Выражение его лица было так ужасно и мучительно, что
Джальма с тревогой схватил его за руку и взволнованно сказал:
— Успокойся… не волнуйся так… послушай увещевания друга… они
отгонят дурные мысли… Говори, что с тобой?
— Нет, нет, это слишком страшно!
— Говори, прошу тебя…
— Оставьте несчастного с его неизлечимым горем…
— Неужели ты считаешь меня на это способным? — спросил
Джальма с кротостью и достоинством, которые, казалось, произвели
сильное впечатление на метиса.
— Увы! Господин… — продолжал он, все ещё колеблясь. — Вы
требуете?
— Да, требую… Говори…
— Ну, так я вам не все сказал… меня удержал стыд… боязнь
насмешки… Вы спрашивали, почему я думал, что мне изменили?.. Я
говорил… о подозрениях… о холодности… этого мало! Сегодня вечером
эта женщина…
— Говори…
— Эта женщина назначила свидание… человеку… которого она
предпочитает…
— Кто тебе это сказал?
— Некто, пожалевший о моем ослеплении.
— А если он тебя обманул или сам обманывается?

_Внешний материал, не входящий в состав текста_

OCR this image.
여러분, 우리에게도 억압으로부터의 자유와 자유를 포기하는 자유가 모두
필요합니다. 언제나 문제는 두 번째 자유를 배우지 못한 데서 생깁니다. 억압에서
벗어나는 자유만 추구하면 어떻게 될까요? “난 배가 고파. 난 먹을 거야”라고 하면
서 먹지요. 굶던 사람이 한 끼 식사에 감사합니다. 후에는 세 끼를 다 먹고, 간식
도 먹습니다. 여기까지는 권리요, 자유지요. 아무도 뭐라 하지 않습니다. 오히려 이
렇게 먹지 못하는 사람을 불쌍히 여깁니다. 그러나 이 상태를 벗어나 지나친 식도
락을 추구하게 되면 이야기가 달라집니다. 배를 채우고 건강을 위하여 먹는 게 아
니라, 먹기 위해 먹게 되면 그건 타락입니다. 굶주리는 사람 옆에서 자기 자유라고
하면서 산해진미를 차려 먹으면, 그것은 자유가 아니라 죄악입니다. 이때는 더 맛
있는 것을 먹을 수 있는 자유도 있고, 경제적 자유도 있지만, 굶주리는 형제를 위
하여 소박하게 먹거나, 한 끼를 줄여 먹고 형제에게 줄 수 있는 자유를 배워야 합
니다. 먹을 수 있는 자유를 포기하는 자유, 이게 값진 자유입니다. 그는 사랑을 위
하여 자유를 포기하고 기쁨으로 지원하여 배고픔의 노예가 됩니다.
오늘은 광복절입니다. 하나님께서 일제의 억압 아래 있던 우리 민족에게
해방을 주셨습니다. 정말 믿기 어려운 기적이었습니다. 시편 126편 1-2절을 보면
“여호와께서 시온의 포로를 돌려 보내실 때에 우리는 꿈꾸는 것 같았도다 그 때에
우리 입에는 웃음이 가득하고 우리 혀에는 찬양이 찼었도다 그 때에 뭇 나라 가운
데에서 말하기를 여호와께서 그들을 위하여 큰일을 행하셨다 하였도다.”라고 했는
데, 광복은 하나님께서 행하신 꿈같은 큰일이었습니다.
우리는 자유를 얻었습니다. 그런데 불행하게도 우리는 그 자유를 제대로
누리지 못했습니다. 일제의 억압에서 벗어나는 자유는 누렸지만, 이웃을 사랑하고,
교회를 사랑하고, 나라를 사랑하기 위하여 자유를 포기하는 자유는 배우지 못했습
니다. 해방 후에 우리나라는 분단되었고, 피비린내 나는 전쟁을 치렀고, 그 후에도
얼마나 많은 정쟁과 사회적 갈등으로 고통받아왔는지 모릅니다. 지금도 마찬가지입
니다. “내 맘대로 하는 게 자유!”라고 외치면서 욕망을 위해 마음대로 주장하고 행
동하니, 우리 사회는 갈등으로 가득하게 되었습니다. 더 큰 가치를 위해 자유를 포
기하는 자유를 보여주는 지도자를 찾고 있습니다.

— Он обещал мне дать доказательства!
— Какие же доказательства?
— Он предложил мне присутствовать при их свидании. «Быть
может, это свидание невинно, несмотря на все признаки. Судите
сами, и, если у вас хватит на это мужества, вашей мучительной
нерешительности наступит конец», — сказал мне этот человек.
— Что же ты ему ответил?
— Ничего… Я потерял голову и пошел просить вашего совета… —
Затем, с жестом отчаяния, метис прибавил, дико расхохотавшись: —
Совета… совета… я должен был его просить у лезвия моего кинжала…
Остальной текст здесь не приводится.